A lesser-known figure, but one from the business world, is Atlassian’s CMO, Robert Chatwani. The company’s website describes him in this way: “[He] follows the principles of servant leadership, and strives to be a Level 5 Leader, according to the principles outlined in Jim Collins’ book “Good to Great.” … “First and foremost, I’m committed to the outcome we can achieve as a team. I’m focused on the shared purpose, but agnostic about who plays which role or how the work actually gets done.” The key is to empower each person to do the best work that they can do. He constantly thinks about how he can help his team learn and grow so they can have a bigger impact. Robert keeps his ear to the ground for opportunities to connect people across his organization in a few different ways. He stops for random chats in the hallway to hear about what individuals at all levels are working on (the key here is actually listening). He eats lunch in the communal kitchen, and makes himself available for walks to talk about the long-term vision of the organization. He also sends out a monthly note with comments on the strategy of the marketing team at large, highlights of various team wins, and recommended reading from his personal book list.”

Empowerment, listening, communication, celebration.

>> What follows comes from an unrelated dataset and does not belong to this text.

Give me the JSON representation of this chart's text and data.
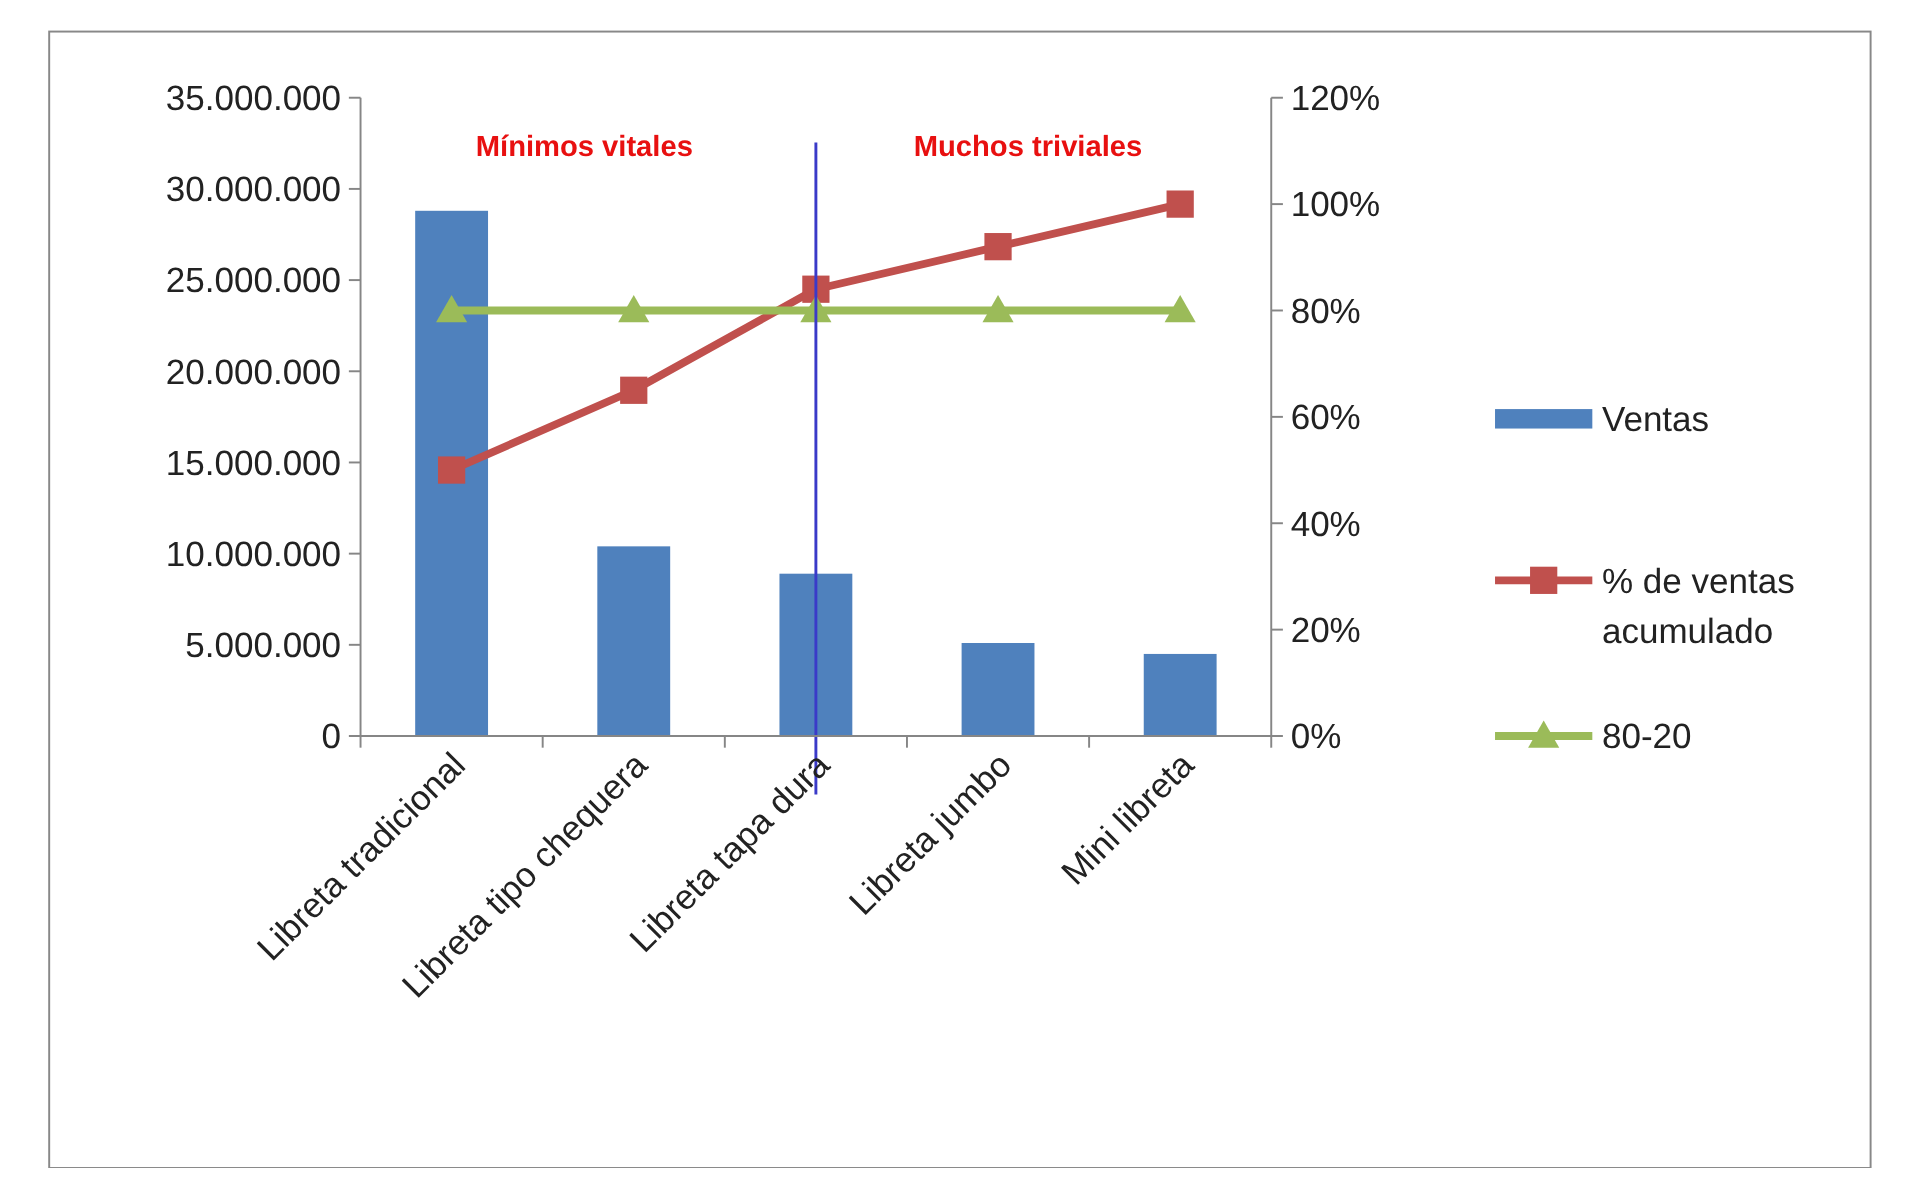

And a last note on empowerment, relating to gender diversity:

“To me, empowerment means if a woman has her voice and her agency. Can she say what she thinks needs to be said in any setting? Does she have the agency to make decisions on behalf of herself and her family? If you sit on a corporate board and you don’t think you can voice what you’re seeing on that board or in that corporation that is wrong, then you don’t have your voice … When a woman in the U.S. gets on a corporate board, when there’s one of her, she’s not going to make a change. When there are two or three, then she has agency and she has her voice because there’s a power in the collective. Then they get the other men on the board with her who are also saying, ‘Hey, we’re seeing the same things,’ and they come forward as a group. There’s a power in the collective of the group. Men have had these natural networks for a long time. Women have tons of social networks, but it’s not until you get them together, and get them together in the right way, that they give women their voice and their agency.” — Melinda Gates, Philanthropist: The Cut, 2016

This is a call to men on boards to show their leadership by creating the right circumstances to empower (and benefit from) women.